Jan 26, 2021
The MuSCAT3 multi-channel camera, shown before it shipped from Tokyo in the summer of 2020, for installation on the LCO 2m telescope at Haleakala Observatory.
Las Cumbres Observatory is pleased to announce that it has commissioned a new multichannel imager on the 2-m Faulkes Telescope North at Haleakala Observatory. MuSCAT3 (Multicolor Simultaneous Camera for studying Atmospheres of Transiting exoplanets) is a four-channel optical simultaneous imager. Observing in four channels at once dramatically improves the effective throughput of the telescope, benefiting all science observations. MuSCAT3 is already being used by three LCO Key Projects: the OMEGA project to observe microlensing events, the Global Supernova Project, and a key project to characterize exoplanet candidates detected by TESS, NASA's Transiting Exoplanet Survey Satellite. During exoplanet transits, simultaneous observations in multiple passbands can reveal information about planetary atmospheres.
MuSCAT3 is the third instrument in a series of multi-channel imagers designed and constructed by the Astrobiology Center in Tokyo, Japan. The PI of the project is Dr. Norio Narita. It’s technical specifications are located here on the LCO website. MuSCAT instruments were already installed on the 1.9m telescope at Okayama Astrophysical Observatory and the 1.5m Carlos Sanchez Telescope at Teide Observatory in Tenerife. LCO entered discussions with the Astrobiology Center of Japan in the summer of 2019 to form a partnership regarding building multicolor imaging cameras for the network.

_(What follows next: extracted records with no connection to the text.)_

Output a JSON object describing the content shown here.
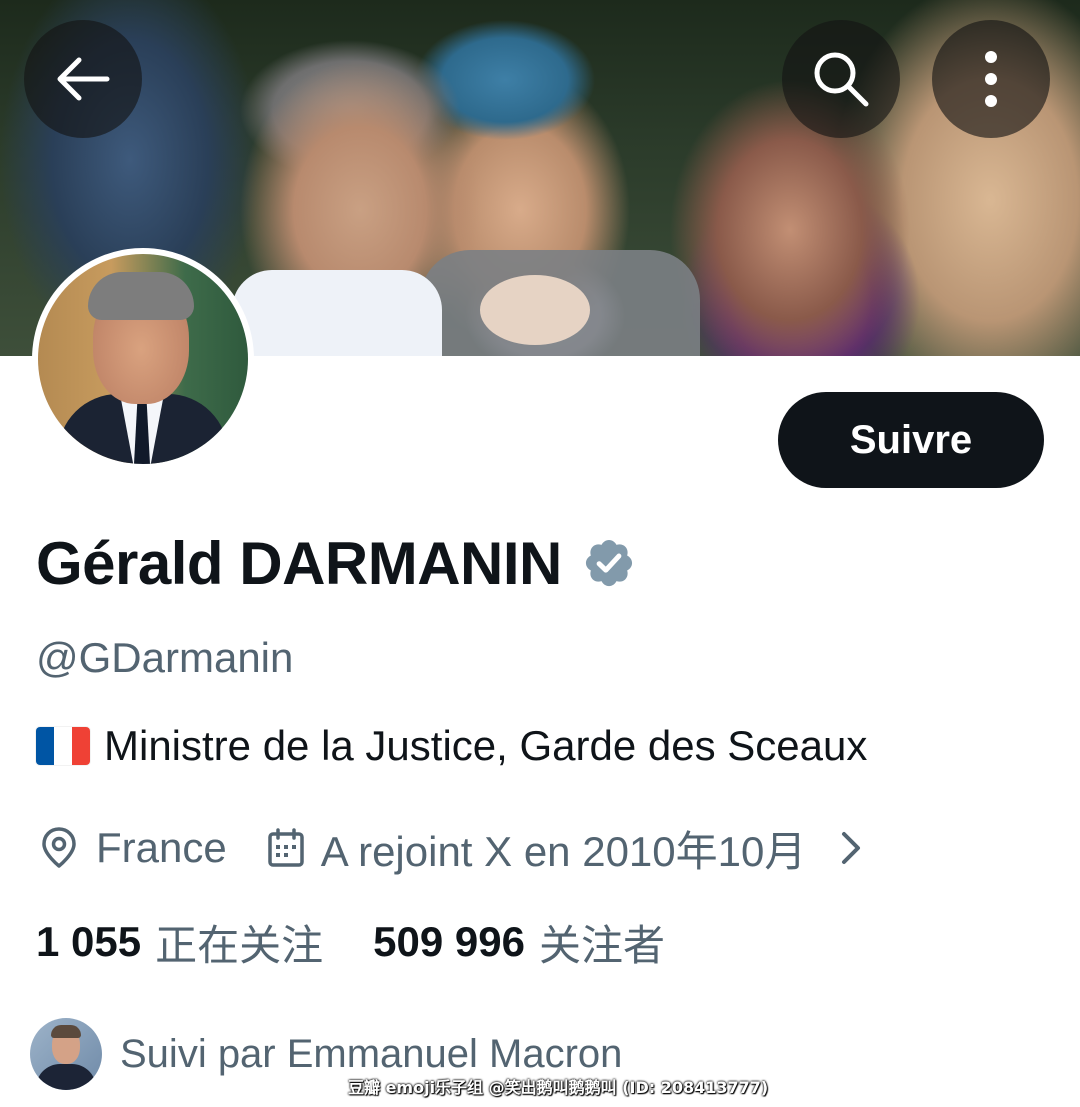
{
  "header": {
    "back_icon": "arrow-left-icon",
    "search_icon": "search-icon",
    "more_icon": "more-vertical-icon"
  },
  "profile": {
    "display_name": "Gérald DARMANIN",
    "verified_icon": "verified-badge-icon",
    "verified_color": "#829aab",
    "handle": "@GDarmanin",
    "bio_flag": "france-flag",
    "bio_text": "Ministre de la Justice, Garde des Sceaux",
    "location_icon": "location-pin-icon",
    "location": "France",
    "joined_icon": "calendar-icon",
    "joined": "A rejoint X en 2010年10月",
    "follow_button": "Suivre"
  },
  "stats": {
    "following_count": "1 055",
    "following_label": "正在关注",
    "followers_count": "509 996",
    "followers_label": "关注者"
  },
  "followed_by": {
    "text": "Suivi par Emmanuel Macron"
  },
  "watermark": "豆瓣 emoji乐子组 @笑出鹅叫鹅鹅叫 (ID: 208413777)",
  "colors": {
    "text_primary": "#0f1419",
    "text_secondary": "#536471",
    "button_bg": "#0f1419",
    "button_text": "#ffffff"
  }
}
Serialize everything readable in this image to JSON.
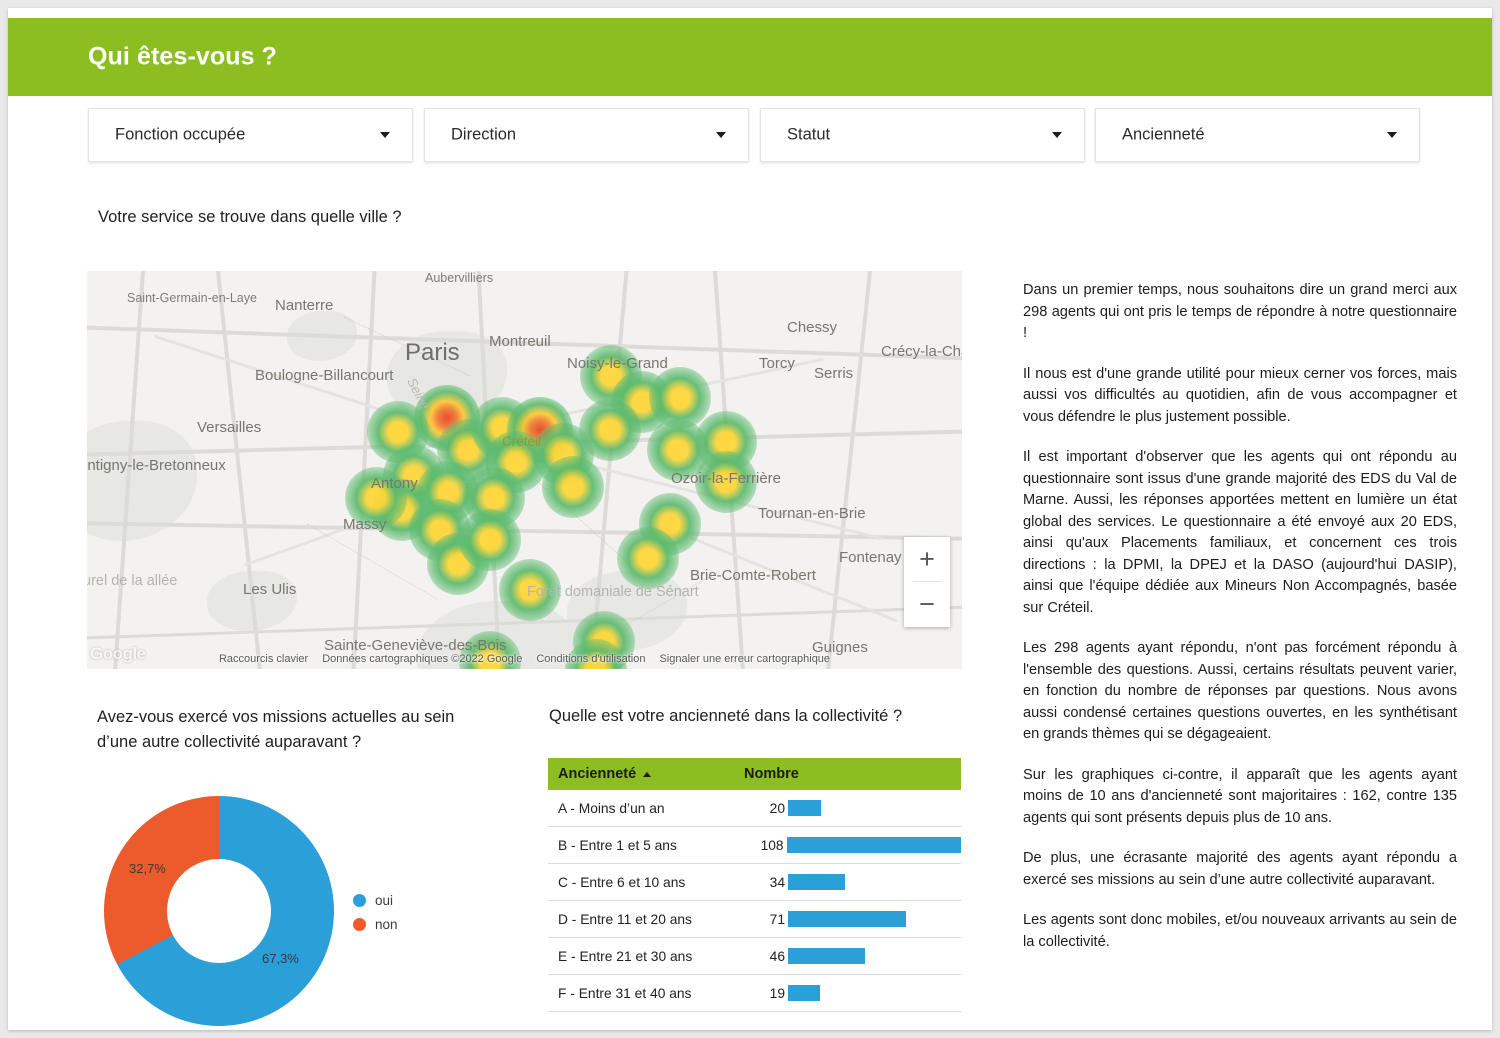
{
  "header": {
    "title": "Qui êtes-vous ?",
    "bar_color": "#8cbe21"
  },
  "filters": [
    {
      "label": "Fonction occupée"
    },
    {
      "label": "Direction"
    },
    {
      "label": "Statut"
    },
    {
      "label": "Ancienneté"
    }
  ],
  "map_section": {
    "question": "Votre service se trouve dans quelle ville ?",
    "provider_watermark": "Google",
    "footer": [
      "Raccourcis clavier",
      "Données cartographiques ©2022 Google",
      "Conditions d'utilisation",
      "Signaler une erreur cartographique"
    ],
    "zoom_in": "+",
    "zoom_out": "−",
    "labels": [
      "Aubervilliers",
      "Saint-Germain-en-Laye",
      "Nanterre",
      "Paris",
      "Montreuil",
      "Noisy-le-Grand",
      "Torcy",
      "Chessy",
      "Serris",
      "Crécy-la-Cha",
      "Boulogne-Billancourt",
      "Versailles",
      "Créteil",
      "Ozoir-la-Ferrière",
      "ontigny-le-Bretonneux",
      "Antony",
      "Tournan-en-Brie",
      "Massy",
      "Fontenay",
      "Brie-Comte-Robert",
      "Les Ulis",
      "Sainte-Geneviève-des-Bois",
      "Guignes",
      "Seine",
      "Forêt domaniale de Sénart",
      "turel de la allée"
    ]
  },
  "donut_section": {
    "question": "Avez-vous exercé vos missions actuelles au sein d’une autre collectivité auparavant ?",
    "labels": {
      "oui": "67,3%",
      "non": "32,7%"
    },
    "legend": [
      {
        "name": "oui",
        "color": "#2b9fd8"
      },
      {
        "name": "non",
        "color": "#ec5b2b"
      }
    ]
  },
  "table_section": {
    "question": "Quelle est votre ancienneté dans la collectivité ?",
    "columns": [
      "Ancienneté",
      "Nombre"
    ],
    "sort_indicator": "ascending",
    "rows": [
      {
        "label": "A - Moins d’un an",
        "value": "20",
        "bar_pct": 18.5
      },
      {
        "label": "B - Entre 1 et 5 ans",
        "value": "108",
        "bar_pct": 100
      },
      {
        "label": "C - Entre 6 et 10 ans",
        "value": "34",
        "bar_pct": 31.5
      },
      {
        "label": "D - Entre 11 et 20 ans",
        "value": "71",
        "bar_pct": 65.7
      },
      {
        "label": "E - Entre 21 et 30 ans",
        "value": "46",
        "bar_pct": 42.6
      },
      {
        "label": "F - Entre 31 et 40 ans",
        "value": "19",
        "bar_pct": 17.6
      }
    ]
  },
  "side_text": {
    "p1": "Dans un premier temps, nous souhaitons dire un grand merci aux 298 agents qui ont pris le temps de répondre à notre questionnaire !",
    "p2": "Il nous est d'une grande utilité pour mieux cerner vos forces, mais aussi vos difficultés au quotidien, afin de vous accompagner et vous défendre le plus justement possible.",
    "p3": "Il est important d'observer que les agents qui ont répondu au questionnaire sont issus d'une grande majorité des EDS du Val de Marne.  Aussi, les réponses apportées mettent en lumière un état global des services. Le questionnaire a été envoyé aux 20 EDS, ainsi qu'aux Placements familiaux, et concernent ces trois directions : la DPMI, la DPEJ et la DASO (aujourd'hui DASIP), ainsi que l'équipe dédiée aux Mineurs Non Accompagnés, basée sur Créteil.",
    "p4": "Les 298 agents ayant répondu, n'ont pas forcément répondu à l'ensemble des questions. Aussi, certains résultats peuvent varier, en fonction du nombre de réponses par questions. Nous avons aussi condensé certaines questions ouvertes, en les synthétisant en grands thèmes qui se dégageaient.",
    "p5": "Sur les graphiques ci-contre, il apparaît que les agents ayant moins de 10 ans d'ancienneté sont majoritaires : 162, contre 135 agents qui sont présents depuis plus de 10 ans.",
    "p6": "De plus, une écrasante majorité des agents ayant répondu a exercé ses missions au sein d’une autre collectivité auparavant.",
    "p7": "Les agents sont donc mobiles, et/ou nouveaux arrivants au sein de la collectivité."
  },
  "chart_data": [
    {
      "type": "pie",
      "title": "Avez-vous exercé vos missions actuelles au sein d’une autre collectivité auparavant ?",
      "categories": [
        "oui",
        "non"
      ],
      "values": [
        67.3,
        32.7
      ],
      "value_labels": [
        "67,3%",
        "32,7%"
      ],
      "colors": [
        "#2b9fd8",
        "#ec5b2b"
      ],
      "donut": true,
      "legend_position": "right"
    },
    {
      "type": "bar",
      "title": "Quelle est votre ancienneté dans la collectivité ?",
      "orientation": "horizontal",
      "categories": [
        "A - Moins d’un an",
        "B - Entre 1 et 5 ans",
        "C - Entre 6 et 10 ans",
        "D - Entre 11 et 20 ans",
        "E - Entre 21 et 30 ans",
        "F - Entre 31 et 40 ans"
      ],
      "values": [
        20,
        108,
        34,
        71,
        46,
        19
      ],
      "xlabel": "Nombre",
      "ylabel": "Ancienneté",
      "xlim": [
        0,
        108
      ],
      "grid": false,
      "color": "#2b9fd8"
    },
    {
      "type": "heatmap",
      "title": "Votre service se trouve dans quelle ville ?",
      "description": "Carte de densité des villes où se trouvent les services, région Île-de-France centrée sur Créteil / Val-de-Marne",
      "intensity_scale": [
        "vert (faible)",
        "jaune (moyen)",
        "rouge (fort)"
      ]
    }
  ]
}
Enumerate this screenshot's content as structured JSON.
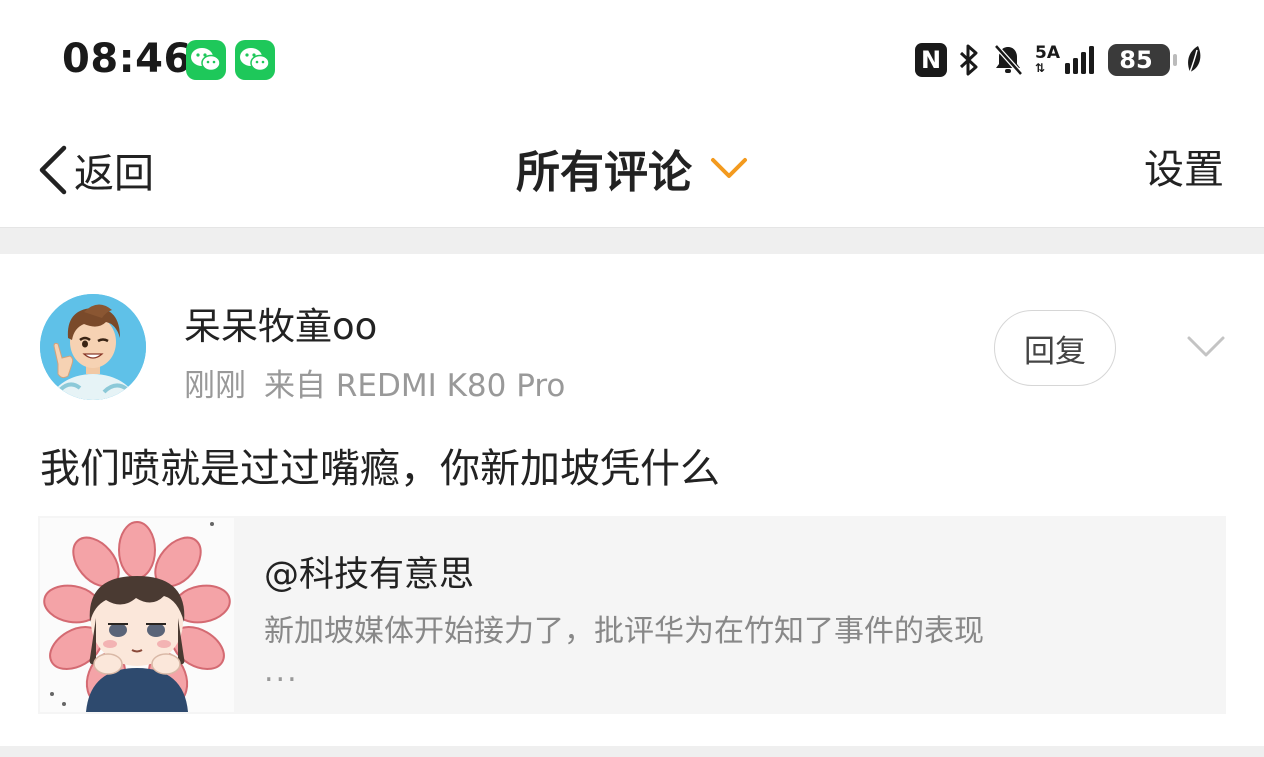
{
  "status_bar": {
    "time": "08:46",
    "nfc_label": "N",
    "network_label": "5A",
    "battery_level": "85"
  },
  "nav": {
    "back_label": "返回",
    "title": "所有评论",
    "settings_label": "设置",
    "accent_color": "#f39a1e"
  },
  "comment": {
    "username": "呆呆牧童oo",
    "time": "刚刚",
    "source": "来自 REDMI K80 Pro",
    "reply_label": "回复",
    "text": "我们喷就是过过嘴瘾，你新加坡凭什么",
    "quote": {
      "author": "@科技有意思",
      "text": "新加坡媒体开始接力了，批评华为在竹知了事件的表现",
      "ellipsis": "..."
    }
  }
}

The new instrument was constructed and tested in Tokyo and arrived in Maui in September of 2020. First light was achieved on September 28, as shown in the image of M27, below. On November 4, LCO made MuSCAT3 available to the astrophysics community for science observations.
First light for MuSCAT3 was achieved on September 28, 2020. All four cameras captured an image of the Dumbbell Nebula, M27. The large top image is from the green channel, the three smaller images of the same part of the sky were taken simultaneously in successively redder colors (from left to right, red and two near-infrared images).
Las Cumbres Observatory is grateful to the Astrobiology Center of Japan for building this fine instrument. LCO also recognizes the efforts that enabled the instrument to be installed and commissioned during the pandemic. The science, engineering, and software teams of LCO and the Astrobiology Center came together via video conferencing to support the team of three people who performed the work on site. LCO is proud of the staff who enabled this instrument to serve the global community of astronomers.
Las Cumbres Observatory is working to secure funding for MuSCAT4, to be installed at the 2m telescope at Siding Spring Observatory in Australia.